Case ID: f_119/html/0691-01.html
Source: Caselaw Access Project
Author: {"author": "PER CURIAM.", "license": "Public Domain", "url": "https://static.case.law/"}
Date Created: 2024-08-24T03:29:51.129683

AMERICAN SUGAR REFINING CO. v. CITY OF NEW ORLEANS.
    (Circuit Court of Appeals, Fifth Circuit.
    December 9, 1902.)
    No. 920.
    1. Federal Courts—Following State Decisions—Construction op State Constitution.
    Where the decision of a cause depends upon the construction placed upon a provision of a state constitution, the federal courts follow the decisions of the highest court of the state thereon, and an appellate court will reverse'a judgment below based on such decisions, where, pending the appeal, they have been overruled, when no question of contract rights is involved.
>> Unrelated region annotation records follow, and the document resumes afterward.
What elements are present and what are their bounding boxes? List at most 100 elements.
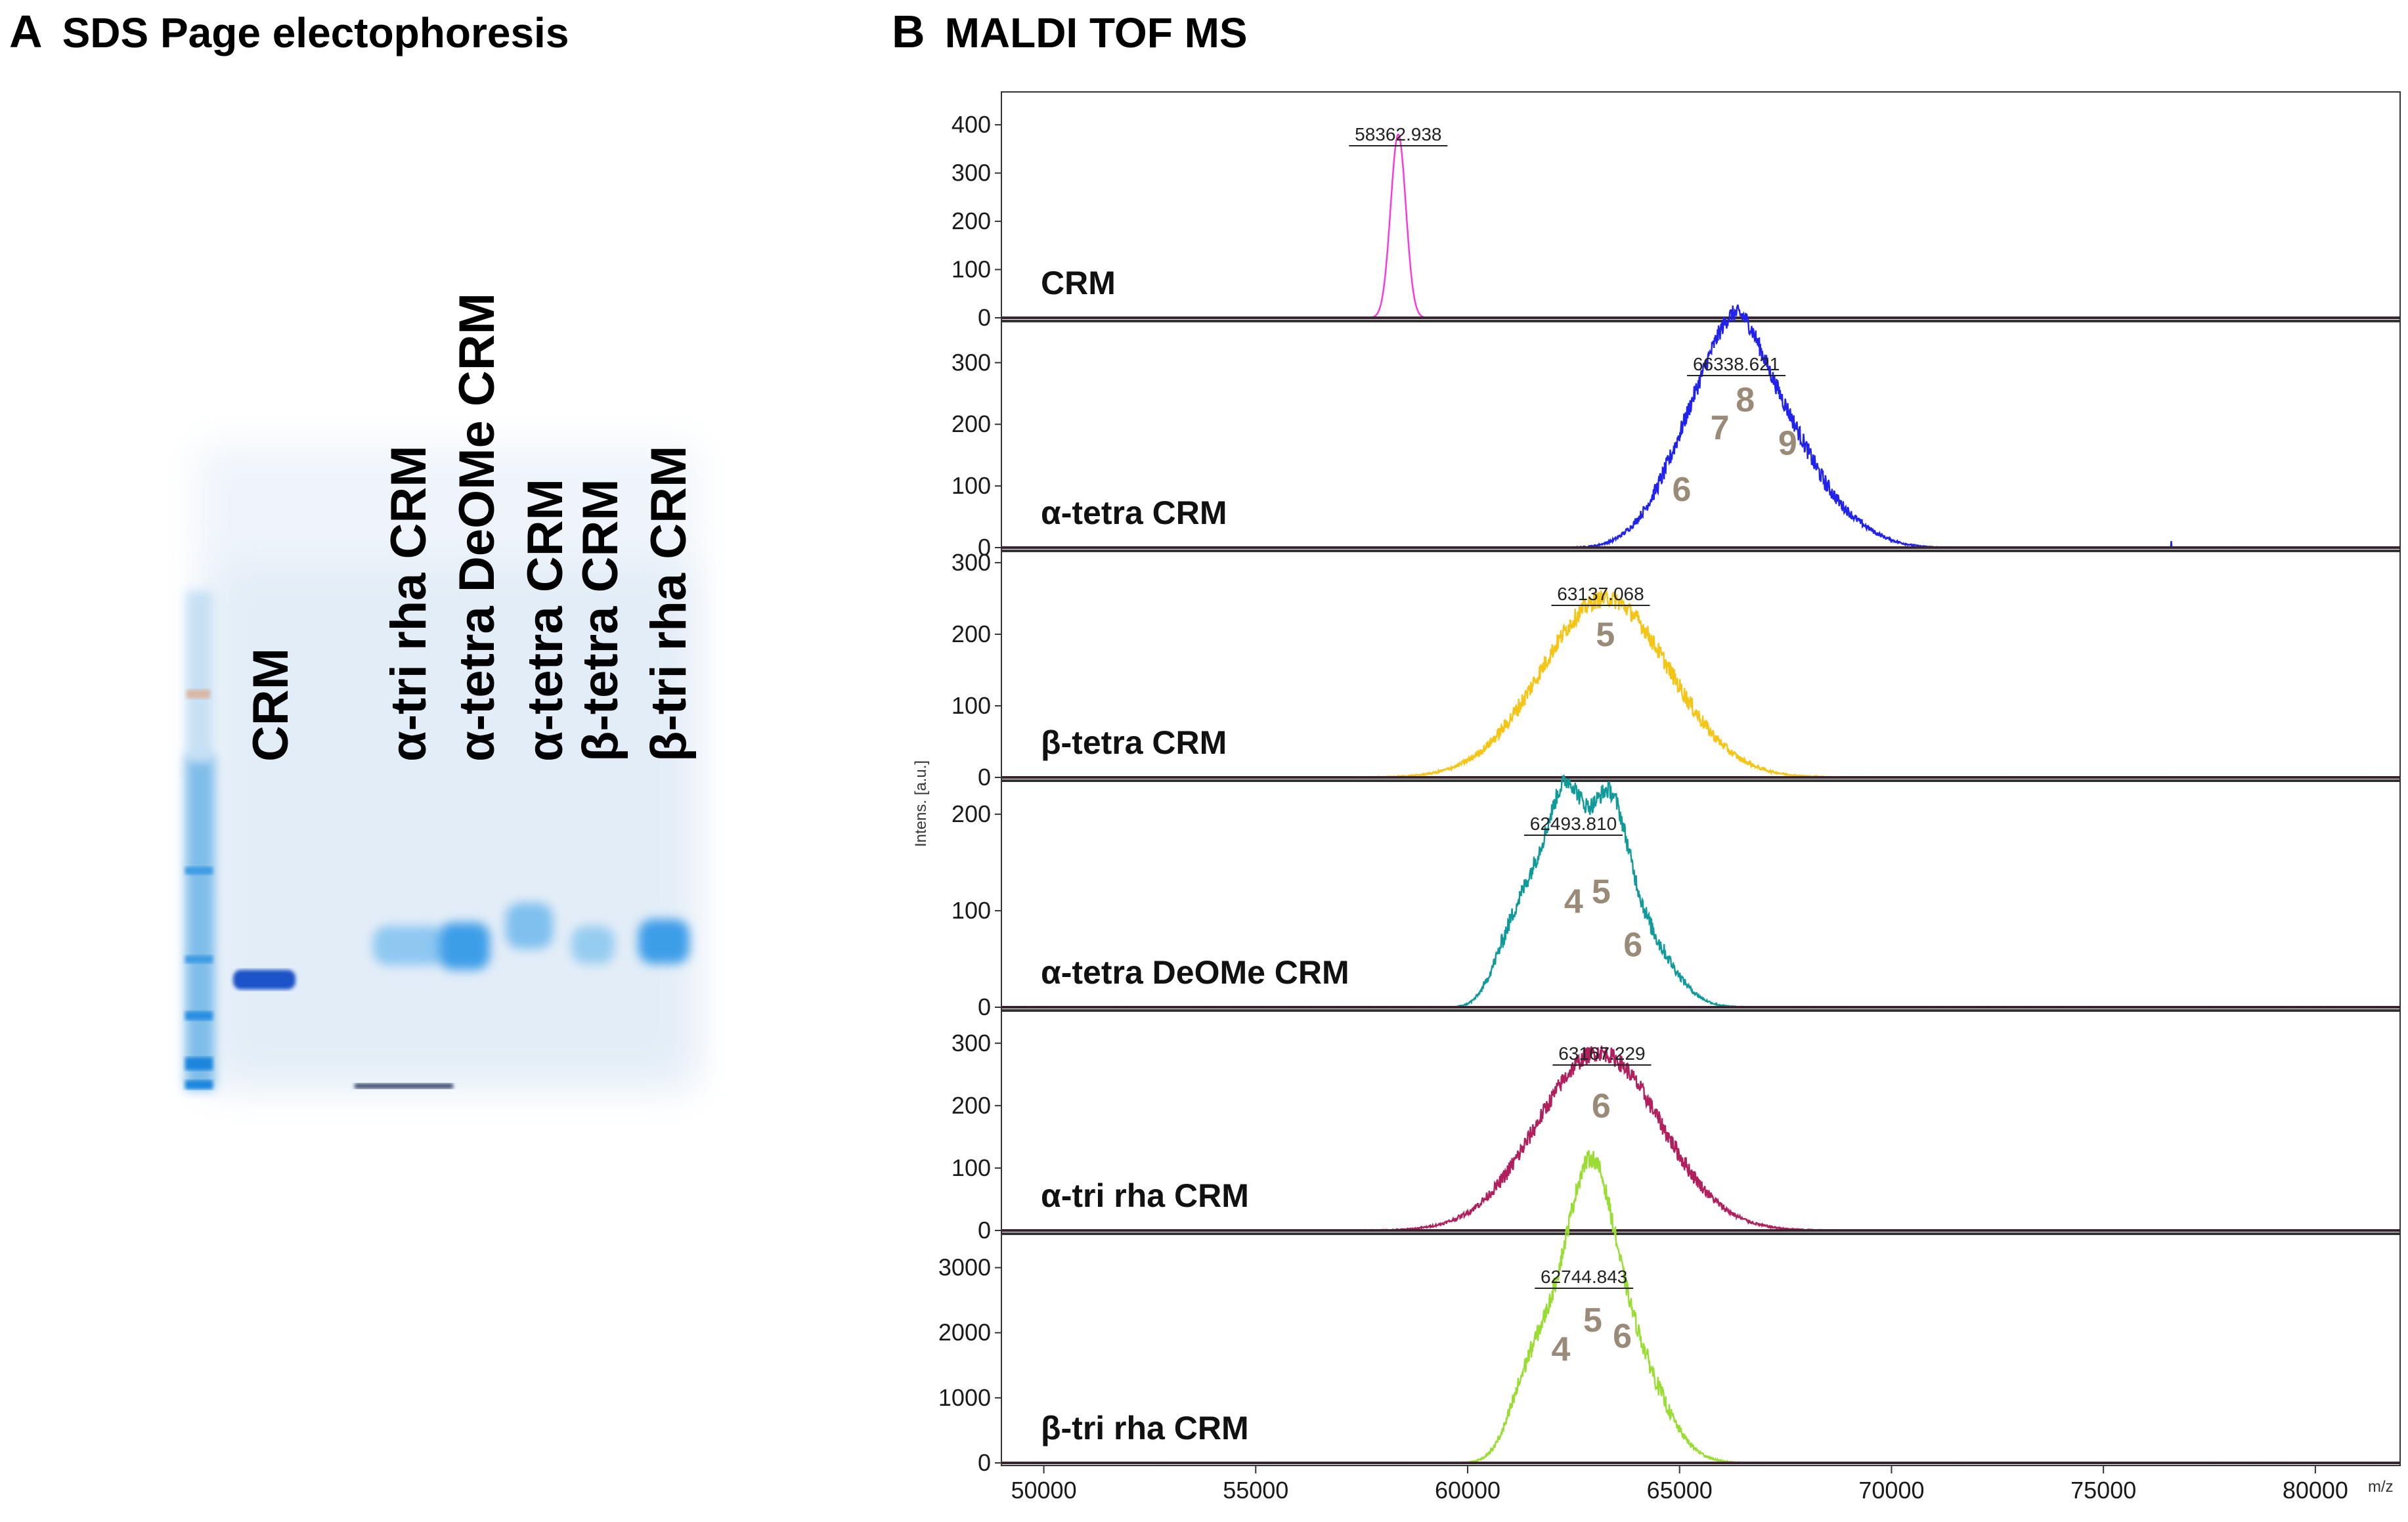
y-tick-label: 200 bbox=[952, 800, 991, 827]
y-tick-label: 0 bbox=[978, 764, 991, 791]
y-tick-label: 0 bbox=[978, 304, 991, 331]
y-tick-label: 100 bbox=[952, 472, 991, 499]
gel-band-beta-tri-rha bbox=[638, 919, 690, 964]
y-tick-label: 2000 bbox=[938, 1319, 991, 1346]
y-tick-label: 200 bbox=[952, 1092, 991, 1119]
x-tick-label: 80000 bbox=[2283, 1477, 2348, 1504]
glycoform-number: 7 bbox=[1711, 409, 1730, 447]
sample-label: β-tri rha CRM bbox=[1041, 1410, 1249, 1446]
ladder-band-1 bbox=[186, 689, 210, 699]
gel-lane-labels: CRM α-tri rha CRM α-tetra DeOMe CRM α-te… bbox=[243, 293, 697, 762]
y-tick-label: 3000 bbox=[938, 1254, 991, 1281]
spectrum-frame bbox=[1001, 91, 2401, 321]
spectrum-panel-2: 0 100 200 300 β-tetra CRM 63137.068 5 bbox=[952, 549, 2401, 791]
glycoform-number: 4 bbox=[1552, 1331, 1571, 1369]
glycoform-number: 6 bbox=[1672, 471, 1691, 509]
y-tick-label: 200 bbox=[952, 410, 991, 437]
x-tick-label: 70000 bbox=[1858, 1477, 1924, 1504]
gel-band-crm bbox=[233, 970, 296, 989]
gel-band-alpha-tetra bbox=[506, 903, 553, 949]
lane-label-alpha-tetra-crm: α-tetra CRM bbox=[517, 479, 573, 762]
sample-label: α-tetra CRM bbox=[1041, 494, 1227, 531]
peak-mass-label: 63167.229 bbox=[1558, 1043, 1645, 1064]
ladder-band-4 bbox=[185, 1011, 213, 1020]
y-tick-label: 200 bbox=[952, 207, 991, 234]
y-tick-label: 100 bbox=[952, 692, 991, 719]
ms-spectra: 0100200300400CRM58362.9380100200300α-tet… bbox=[938, 91, 2401, 1504]
peak-mass-label: 66338.621 bbox=[1693, 354, 1780, 374]
y-tick-label: 300 bbox=[952, 160, 991, 186]
lane-label-beta-tetra-crm: β-tetra CRM bbox=[573, 479, 628, 762]
peak-mass-label: 58362.938 bbox=[1355, 124, 1441, 144]
ladder-band-3 bbox=[185, 955, 213, 963]
glycoform-number: 5 bbox=[1583, 1301, 1602, 1339]
gel-background-core bbox=[217, 565, 690, 1077]
sample-label: β-tetra CRM bbox=[1041, 724, 1227, 761]
peak-mass-label: 62493.810 bbox=[1530, 814, 1617, 834]
y-tick-label: 0 bbox=[978, 1217, 991, 1244]
panel-b-title: B MALDI TOF MS bbox=[892, 5, 1248, 58]
gel-image bbox=[185, 446, 696, 1090]
gel-band-beta-tetra bbox=[571, 926, 615, 964]
spectrum-frame bbox=[1001, 321, 2401, 551]
ladder-band-2 bbox=[185, 867, 213, 875]
sample-label: CRM bbox=[1041, 265, 1116, 301]
y-tick-label: 300 bbox=[952, 1030, 991, 1056]
glycoform-number: 4 bbox=[1564, 882, 1583, 921]
spectrum-panel-0: 0 100 200 300 400 CRM 58362.938 bbox=[952, 91, 2401, 331]
spectrum-trace bbox=[1001, 133, 2400, 319]
y-tick-label: 0 bbox=[978, 1449, 991, 1476]
panel-a-letter: A bbox=[9, 6, 43, 57]
ms-y-axis-label: Intens. [a.u.] bbox=[912, 760, 930, 847]
glycoform-number: 9 bbox=[1778, 424, 1797, 462]
gel-band-alpha-tetra-deome bbox=[439, 923, 490, 970]
panel-a-title: A SDS Page electophoresis bbox=[9, 5, 569, 58]
glycoform-number: 8 bbox=[1736, 381, 1755, 420]
peak-mass-label: 63137.068 bbox=[1557, 584, 1644, 604]
lane-label-beta-tri-rha-crm: β-tri rha CRM bbox=[641, 446, 697, 762]
lane-label-crm: CRM bbox=[243, 648, 299, 762]
x-tick-label: 60000 bbox=[1435, 1477, 1500, 1504]
spectrum-panel-3: 0 100 200 α-tetra DeOMe CRM 62493.810 4 56 bbox=[952, 773, 2401, 1020]
x-tick-label: 50000 bbox=[1011, 1477, 1076, 1504]
y-tick-label: 100 bbox=[952, 897, 991, 924]
panel-b-letter: B bbox=[892, 6, 925, 57]
spectrum-panel-4: 0 100 200 300 α-tri rha CRM 63167.229 6 bbox=[952, 1011, 2401, 1244]
ladder-band-6 bbox=[185, 1080, 213, 1089]
y-tick-label: 200 bbox=[952, 620, 991, 647]
y-tick-label: 100 bbox=[952, 1154, 991, 1181]
glycoform-number: 5 bbox=[1596, 616, 1615, 654]
ms-x-axis: 50000 55000 60000 65000 70000 75000 80000 bbox=[1011, 1466, 2348, 1504]
glycoform-number: 5 bbox=[1592, 873, 1611, 911]
ladder-band-5 bbox=[185, 1057, 213, 1070]
ladder-lane-light bbox=[186, 591, 213, 762]
ms-x-axis-label: m/z bbox=[2368, 1478, 2394, 1496]
spectrum-frame bbox=[1001, 551, 2401, 781]
glycoform-number: 6 bbox=[1592, 1087, 1611, 1125]
gel-bottom-line bbox=[355, 1083, 453, 1089]
y-tick-label: 100 bbox=[952, 256, 991, 283]
y-tick-label: 1000 bbox=[938, 1384, 991, 1411]
x-tick-label: 55000 bbox=[1223, 1477, 1288, 1504]
sample-label: α-tri rha CRM bbox=[1041, 1177, 1249, 1214]
spectrum-frame bbox=[1001, 781, 2401, 1011]
x-tick-label: 65000 bbox=[1647, 1477, 1713, 1504]
y-tick-label: 300 bbox=[952, 349, 991, 376]
y-tick-label: 0 bbox=[978, 993, 991, 1020]
y-tick-label: 400 bbox=[952, 111, 991, 138]
lane-label-alpha-tetra-deome-crm: α-tetra DeOMe CRM bbox=[449, 293, 505, 762]
panel-a-title-text: SDS Page electophoresis bbox=[62, 9, 569, 56]
glycoform-number: 6 bbox=[1623, 926, 1642, 964]
panel-b-title-text: MALDI TOF MS bbox=[944, 9, 1248, 56]
peak-mass-label: 62744.843 bbox=[1541, 1267, 1627, 1287]
sample-label: α-tetra DeOMe CRM bbox=[1041, 954, 1349, 991]
y-tick-label: 0 bbox=[978, 534, 991, 561]
ladder-lane bbox=[185, 755, 215, 1090]
spectrum-frame bbox=[1001, 1011, 2401, 1234]
y-tick-label: 300 bbox=[952, 549, 991, 576]
spectrum-frame bbox=[1001, 1234, 2401, 1466]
    In Error to the Circuit Court of the United States for the Eastern District of Louisiana.
    Charles Carroll and J. W. Carroll, for plaintiff in error.
    Sami. L. Gilmore, C. H. La Villebeuvre, and H. G. Dupre, for defendant in error.
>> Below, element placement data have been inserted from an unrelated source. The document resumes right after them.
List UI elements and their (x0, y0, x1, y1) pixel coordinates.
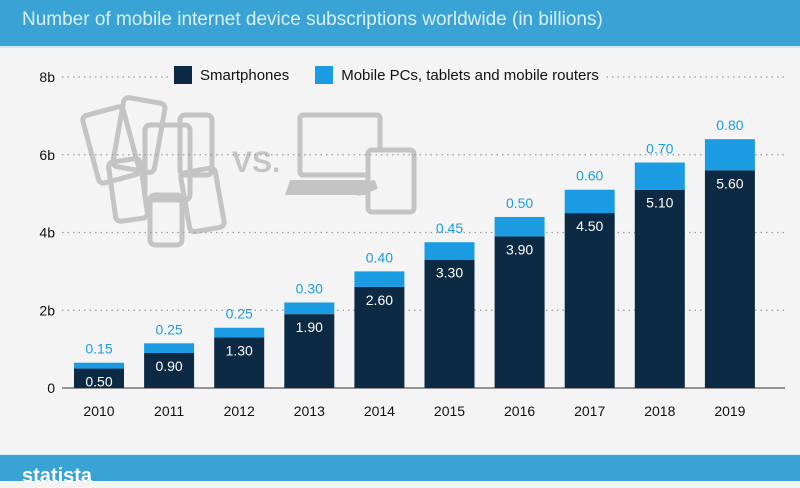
bar-smartphones (354, 286, 405, 388)
vs-label: VS. (232, 146, 280, 179)
phone-icon (80, 104, 142, 186)
y-tick-label: 8b (39, 69, 55, 85)
footer-banner: statista (0, 454, 800, 487)
y-tick-label: 6b (39, 147, 55, 163)
y-tick-label: 4b (39, 225, 55, 241)
data-label-smartphones: 0.90 (155, 358, 182, 374)
bar-other-devices (494, 216, 545, 237)
data-label-smartphones: 2.60 (366, 292, 393, 308)
data-label-other-devices: 0.25 (155, 321, 182, 337)
x-tick-label: 2014 (364, 403, 395, 419)
data-label-smartphones: 3.90 (506, 241, 533, 257)
bar-smartphones (214, 337, 265, 388)
data-label-smartphones: 5.10 (646, 195, 673, 211)
tablet-icon (365, 147, 417, 215)
x-tick-label: 2012 (224, 403, 255, 419)
data-label-other-devices: 0.45 (436, 220, 463, 236)
bar-other-devices (634, 162, 685, 190)
header-banner: Number of mobile internet device subscri… (0, 0, 800, 48)
bar-smartphones (634, 189, 685, 388)
x-tick-label: 2015 (434, 403, 465, 419)
bar-smartphones (284, 314, 335, 388)
usb-stick-icon (354, 180, 378, 196)
bar-other-devices (354, 271, 405, 287)
bar-other-devices (284, 302, 335, 315)
phone-icon (147, 192, 185, 248)
data-label-other-devices: 0.60 (576, 168, 603, 184)
y-tick-label: 0 (47, 380, 55, 396)
phone-icon (177, 112, 215, 178)
bar-smartphones (144, 353, 195, 388)
bar-smartphones (494, 236, 545, 388)
legend-swatch (315, 66, 334, 84)
bar-smartphones (74, 368, 124, 388)
bar-smartphones (424, 259, 475, 388)
bar-other-devices (704, 139, 755, 171)
data-label-smartphones: 0.50 (85, 374, 112, 390)
legend-swatch (174, 66, 192, 84)
legend-label: Mobile PCs, tablets and mobile routers (341, 66, 599, 84)
phone-icon (178, 165, 227, 235)
legend-item-other-devices: Mobile PCs, tablets and mobile routers (315, 66, 599, 84)
bar-other-devices (144, 343, 195, 354)
devices-illustration: VS. (80, 95, 417, 248)
bar-other-devices (424, 242, 475, 260)
x-tick-label: 2013 (294, 403, 325, 419)
laptop-icon (297, 112, 383, 178)
y-tick-label: 2b (39, 302, 55, 318)
x-tick-label: 2011 (154, 403, 184, 419)
data-label-smartphones: 1.90 (296, 319, 323, 335)
data-label-other-devices: 0.50 (506, 195, 533, 211)
data-label-other-devices: 0.15 (85, 341, 112, 357)
phone-icon (110, 95, 168, 175)
bar-smartphones (564, 213, 615, 388)
phone-icon (106, 156, 150, 224)
chart-area: VS. 0 2b 4b 6b 8b 0.50 0.15 2010 0.90 0.25 2011 1.… (39, 69, 785, 419)
legend-label: Smartphones (200, 66, 290, 84)
x-tick-label: 2017 (574, 403, 605, 419)
data-label-smartphones: 5.60 (716, 175, 743, 191)
data-label-other-devices: 0.30 (296, 280, 323, 296)
chart-subtitle: Number of mobile internet device subscri… (22, 9, 603, 30)
bar-smartphones (704, 170, 755, 388)
x-tick-label: 2016 (504, 403, 535, 419)
x-tick-label: 2010 (83, 403, 114, 419)
legend-item-smartphones: Smartphones (174, 66, 289, 84)
statista-logo: statista (22, 465, 93, 487)
data-label-smartphones: 3.30 (436, 265, 463, 281)
data-label-other-devices: 0.80 (716, 117, 743, 133)
bar-other-devices (564, 189, 615, 214)
data-label-smartphones: 1.30 (226, 342, 253, 358)
legend: Smartphones Mobile PCs, tablets and mobi… (168, 66, 605, 84)
data-label-smartphones: 4.50 (576, 218, 603, 234)
bar-other-devices (214, 327, 265, 338)
x-tick-label: 2019 (714, 403, 745, 419)
phone-icon (142, 122, 193, 203)
bar-other-devices (74, 362, 124, 369)
data-label-other-devices: 0.25 (226, 306, 253, 322)
data-label-other-devices: 0.70 (646, 141, 673, 157)
x-tick-label: 2018 (644, 403, 675, 419)
data-label-other-devices: 0.40 (366, 249, 393, 265)
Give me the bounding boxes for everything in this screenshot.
    Before PARDEE, McCORMICK, and SHELBY, Circuit Judges.
    Y 1. State laws as rules of decision in federal courts, see notes to Griffin v. Overman Wheel Co., 9 G. C. A. 548; Wilson v. Perrin, 11 C. O. A. 71; Hill v. Hite, 29 C. C. A. 553.
    See Courts, vol. 13, Cent. Dig. § 956.
   PER CURIAM.

When this case was before the circuit court, the learned trial judge followed State v. American Sugar Refining Co., 51 La. Ann. 562, 25 South. 447, where it was held by the supreme court of the state of Louisiana that the plaintiff in error, the American Sugar Refining Company, was not a manufacturer, within the meaning of article 206 of the constitution of the state of Louisiana (1879), exempting manufacturers under certain circumstances from license taxation. Since this writ of error has been pending another case between-the same parties has been brought before the supreme court of the state, and a decision rendered explicitly reversing the former case, and holding that the American Sugar Refining Company is a manufacturer of sugar, within the meaning of the constitution, and as such exempt from all licenses levied by the city or state. As the supreme court of the state has changed its ruling on the meaning of the article of the state constitution controlling the issues in the present case, we are bound to follow, even if we do not fully agree as to the correctness of the decision made. As, however, we do fully concur, we hasten to reverse the judgment of the lower court in this case, and remand the cause, with instructions to dismiss the same, at plaintiff’s costs. And it is so ordered.